Mahasiswa akhir, itulah gelar yang kusandang saat ini dengan
seabrek aktivitas yang menyita. Disamping judul skripsiku yang dianggap lumayan
menguras otak, dan beberapa mata pelajaran tambahan yang menemani ku dan
menambah kesulitan skripsi, ternyata banyak juga problematika yang menghampiriku
dan dapat menyita sebagian waktuku.
Mulai dari problem yang datang dari tanah airku, kedua orang tua
ku yang akan menunaikan rukun islam yang ke 5, berangkat ke tanah suci untuk
menunaikan ibadah haji yang lumayan sedikit mengurangi jatah bulananku dengan
banyak pengertian, sebagai anak yang baik aku hanya mengiyakan dan mendo'akan
semoga segala nya sesuai dengan harapan.
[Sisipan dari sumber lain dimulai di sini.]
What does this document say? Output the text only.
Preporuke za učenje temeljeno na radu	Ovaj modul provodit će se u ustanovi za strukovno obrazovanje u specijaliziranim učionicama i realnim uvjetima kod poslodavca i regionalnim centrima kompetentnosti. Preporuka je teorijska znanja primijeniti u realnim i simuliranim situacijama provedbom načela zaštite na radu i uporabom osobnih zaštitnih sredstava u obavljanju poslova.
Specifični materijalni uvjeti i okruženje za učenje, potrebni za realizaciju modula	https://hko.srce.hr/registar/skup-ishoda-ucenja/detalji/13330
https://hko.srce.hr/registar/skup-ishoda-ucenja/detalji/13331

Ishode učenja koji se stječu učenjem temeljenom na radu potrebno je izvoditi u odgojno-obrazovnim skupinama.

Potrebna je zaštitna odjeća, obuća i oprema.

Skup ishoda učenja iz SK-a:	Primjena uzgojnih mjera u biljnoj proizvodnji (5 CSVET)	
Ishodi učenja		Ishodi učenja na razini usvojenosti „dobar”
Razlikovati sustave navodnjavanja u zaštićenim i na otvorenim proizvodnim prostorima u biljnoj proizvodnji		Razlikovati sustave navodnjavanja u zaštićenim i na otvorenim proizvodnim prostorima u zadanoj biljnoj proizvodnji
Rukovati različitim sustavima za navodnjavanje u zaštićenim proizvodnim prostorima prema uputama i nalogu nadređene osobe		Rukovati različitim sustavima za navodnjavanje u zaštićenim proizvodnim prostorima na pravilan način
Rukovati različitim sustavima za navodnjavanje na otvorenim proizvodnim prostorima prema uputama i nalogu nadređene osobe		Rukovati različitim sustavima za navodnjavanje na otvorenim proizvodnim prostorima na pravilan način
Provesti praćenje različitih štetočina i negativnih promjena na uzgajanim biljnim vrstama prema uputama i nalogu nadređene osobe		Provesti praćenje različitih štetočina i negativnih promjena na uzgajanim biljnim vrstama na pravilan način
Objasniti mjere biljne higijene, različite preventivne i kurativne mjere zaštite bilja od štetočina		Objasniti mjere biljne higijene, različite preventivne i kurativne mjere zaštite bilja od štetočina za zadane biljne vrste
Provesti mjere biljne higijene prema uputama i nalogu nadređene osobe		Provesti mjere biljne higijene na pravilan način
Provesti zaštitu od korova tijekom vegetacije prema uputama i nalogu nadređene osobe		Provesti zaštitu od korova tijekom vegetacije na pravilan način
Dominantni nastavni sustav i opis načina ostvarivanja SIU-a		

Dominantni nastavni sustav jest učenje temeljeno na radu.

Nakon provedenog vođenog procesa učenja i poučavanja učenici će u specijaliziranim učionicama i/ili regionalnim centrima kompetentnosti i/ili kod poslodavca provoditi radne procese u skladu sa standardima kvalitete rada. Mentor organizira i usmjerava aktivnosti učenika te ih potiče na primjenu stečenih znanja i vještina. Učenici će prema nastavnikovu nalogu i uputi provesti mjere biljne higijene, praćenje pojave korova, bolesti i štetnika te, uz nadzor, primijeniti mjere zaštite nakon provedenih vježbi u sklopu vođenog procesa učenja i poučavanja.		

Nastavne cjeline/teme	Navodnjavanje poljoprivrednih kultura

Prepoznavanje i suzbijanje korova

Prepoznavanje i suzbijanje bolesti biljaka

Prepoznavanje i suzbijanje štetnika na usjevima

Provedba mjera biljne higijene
Dan orang tua ku tak henti-henti nya
mengiming imingi aku untuk segera pulang agar rumah masih terdapat penghuni nya
disaat kedua orang tua ku terbang ketanah suci, karena aku merupakan anak yang
pertama dan wajar bila segala beban tanggung jawab berada di pundak ku.
Tepat 1 minggu yang lalu saat rasa
bahagia ini tak terkuak karena menerima sebuah pesan singkat via internet dari
ibuku nun jauh disana tapi pesan itu seketika mengguncang ragaku menghilangkan
kepingan kebahagiaan, Pesan itu memberitahukan bahwa kakekku meninggal dunia
karena serangan jantung, Aku hanya bisa pasrah pada sang Maha, ingin ku protes
mengapa Engkau ambil satu persatu orang yang kusayangi mulai dari nenek ku yang
meninggal sebelum aku sempat menginjakan kaki di negri ini pun akibat serangan
jantung, saat itu tak henti-hentinya aku menangis membayangkan apa yang akan
hilang lagi jika kuteruskan langkahku menuju negri ini. Setelah 3 tahun berlalu
akibat meningganya nenek ku yang mengiris setiap bagian relung hatiku kini
kakek ku yang harus kembali menghadap Sang Pencipta.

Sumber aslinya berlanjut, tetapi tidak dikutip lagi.